1. Focus on exploitable vulnerabilities, not theoretical risks
2. Every finding must include a specific, actionable recommendation
3. Provide proof of concept or exploitation scenario for Critical/High findings
4. Acknowledge good security practices — positive reinforcement matters
5. Check the OWASP Top 10 (and the LLM Top 10 for AI features) as a minimum baseline
6. Review dependencies for known CVEs and supply-chain risk (typosquats, postinstall scripts)
7. Never suggest disabling security controls as a "fix"

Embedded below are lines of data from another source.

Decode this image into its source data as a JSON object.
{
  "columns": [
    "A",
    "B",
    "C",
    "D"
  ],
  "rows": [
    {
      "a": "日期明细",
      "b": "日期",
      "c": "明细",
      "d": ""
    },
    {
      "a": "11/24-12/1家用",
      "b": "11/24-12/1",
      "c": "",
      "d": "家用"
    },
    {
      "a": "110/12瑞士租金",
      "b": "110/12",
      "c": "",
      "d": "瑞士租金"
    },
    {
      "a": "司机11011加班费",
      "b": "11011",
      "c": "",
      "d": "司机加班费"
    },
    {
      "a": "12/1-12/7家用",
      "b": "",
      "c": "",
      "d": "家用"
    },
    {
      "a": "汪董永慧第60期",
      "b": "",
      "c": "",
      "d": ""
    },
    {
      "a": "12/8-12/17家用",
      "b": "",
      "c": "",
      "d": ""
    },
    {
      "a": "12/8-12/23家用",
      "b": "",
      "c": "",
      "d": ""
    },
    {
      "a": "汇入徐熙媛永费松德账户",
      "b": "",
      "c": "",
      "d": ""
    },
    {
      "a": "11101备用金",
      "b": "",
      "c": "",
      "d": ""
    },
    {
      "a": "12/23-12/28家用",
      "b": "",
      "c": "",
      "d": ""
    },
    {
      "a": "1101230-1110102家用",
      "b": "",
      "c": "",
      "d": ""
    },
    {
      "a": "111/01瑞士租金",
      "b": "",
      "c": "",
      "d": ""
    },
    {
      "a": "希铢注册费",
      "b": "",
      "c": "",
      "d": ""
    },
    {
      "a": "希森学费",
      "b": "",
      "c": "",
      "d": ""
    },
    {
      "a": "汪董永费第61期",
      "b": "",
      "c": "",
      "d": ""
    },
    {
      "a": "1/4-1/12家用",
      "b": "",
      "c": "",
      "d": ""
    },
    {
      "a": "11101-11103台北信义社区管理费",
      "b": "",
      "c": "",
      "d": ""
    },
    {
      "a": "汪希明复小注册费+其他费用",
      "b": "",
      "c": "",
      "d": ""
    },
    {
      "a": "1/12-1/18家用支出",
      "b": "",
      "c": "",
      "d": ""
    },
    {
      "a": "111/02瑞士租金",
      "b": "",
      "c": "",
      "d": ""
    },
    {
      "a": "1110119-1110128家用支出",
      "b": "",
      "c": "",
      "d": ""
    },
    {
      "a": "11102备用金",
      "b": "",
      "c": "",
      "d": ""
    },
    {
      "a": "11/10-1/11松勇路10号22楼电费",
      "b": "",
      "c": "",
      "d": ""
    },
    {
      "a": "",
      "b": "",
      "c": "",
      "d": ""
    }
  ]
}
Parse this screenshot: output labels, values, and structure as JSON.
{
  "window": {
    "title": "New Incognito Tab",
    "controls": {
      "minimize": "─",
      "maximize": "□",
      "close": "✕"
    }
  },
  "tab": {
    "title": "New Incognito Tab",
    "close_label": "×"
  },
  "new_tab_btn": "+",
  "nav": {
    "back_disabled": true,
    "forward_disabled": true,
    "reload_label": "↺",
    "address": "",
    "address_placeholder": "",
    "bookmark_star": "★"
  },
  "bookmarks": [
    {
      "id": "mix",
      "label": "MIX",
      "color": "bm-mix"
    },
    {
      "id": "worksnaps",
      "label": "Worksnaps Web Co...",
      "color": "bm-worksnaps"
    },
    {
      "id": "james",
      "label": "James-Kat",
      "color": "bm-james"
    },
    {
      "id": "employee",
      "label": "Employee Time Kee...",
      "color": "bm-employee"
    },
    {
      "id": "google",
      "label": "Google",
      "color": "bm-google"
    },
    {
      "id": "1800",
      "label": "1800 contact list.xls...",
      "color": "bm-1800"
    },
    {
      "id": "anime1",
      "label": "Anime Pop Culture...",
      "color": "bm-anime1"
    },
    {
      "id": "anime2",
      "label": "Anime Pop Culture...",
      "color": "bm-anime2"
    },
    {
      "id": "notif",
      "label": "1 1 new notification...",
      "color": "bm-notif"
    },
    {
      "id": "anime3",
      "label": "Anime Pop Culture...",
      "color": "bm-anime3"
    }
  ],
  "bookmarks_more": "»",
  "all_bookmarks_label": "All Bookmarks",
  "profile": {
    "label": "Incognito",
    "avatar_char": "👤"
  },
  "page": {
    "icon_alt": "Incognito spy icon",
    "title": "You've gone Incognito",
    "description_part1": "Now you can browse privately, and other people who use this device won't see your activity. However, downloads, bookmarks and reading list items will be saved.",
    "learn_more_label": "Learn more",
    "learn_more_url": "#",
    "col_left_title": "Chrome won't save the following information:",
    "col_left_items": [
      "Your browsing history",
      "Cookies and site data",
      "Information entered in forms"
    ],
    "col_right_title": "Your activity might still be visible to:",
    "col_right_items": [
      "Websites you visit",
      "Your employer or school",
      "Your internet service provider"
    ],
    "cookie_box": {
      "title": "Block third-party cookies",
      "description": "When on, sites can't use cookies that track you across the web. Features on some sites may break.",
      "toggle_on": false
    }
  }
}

8. Start from trust boundaries — where untrusted data enters — and reason about each with STRIDE before enumerating findings

## Composition

- **Invoke directly when:** the user wants a security-focused pass on a specific change, file, or system component.
- **Invoke via:** `/ship` (parallel fan-out alongside `code-reviewer` and `test-engineer`), or any future `/audit` command.
- **Do not invoke from another persona.** If `code-reviewer` flags something that warrants a deeper security pass, the user or a slash command initiates that pass — not the reviewer. See [agents/README.md](README.md).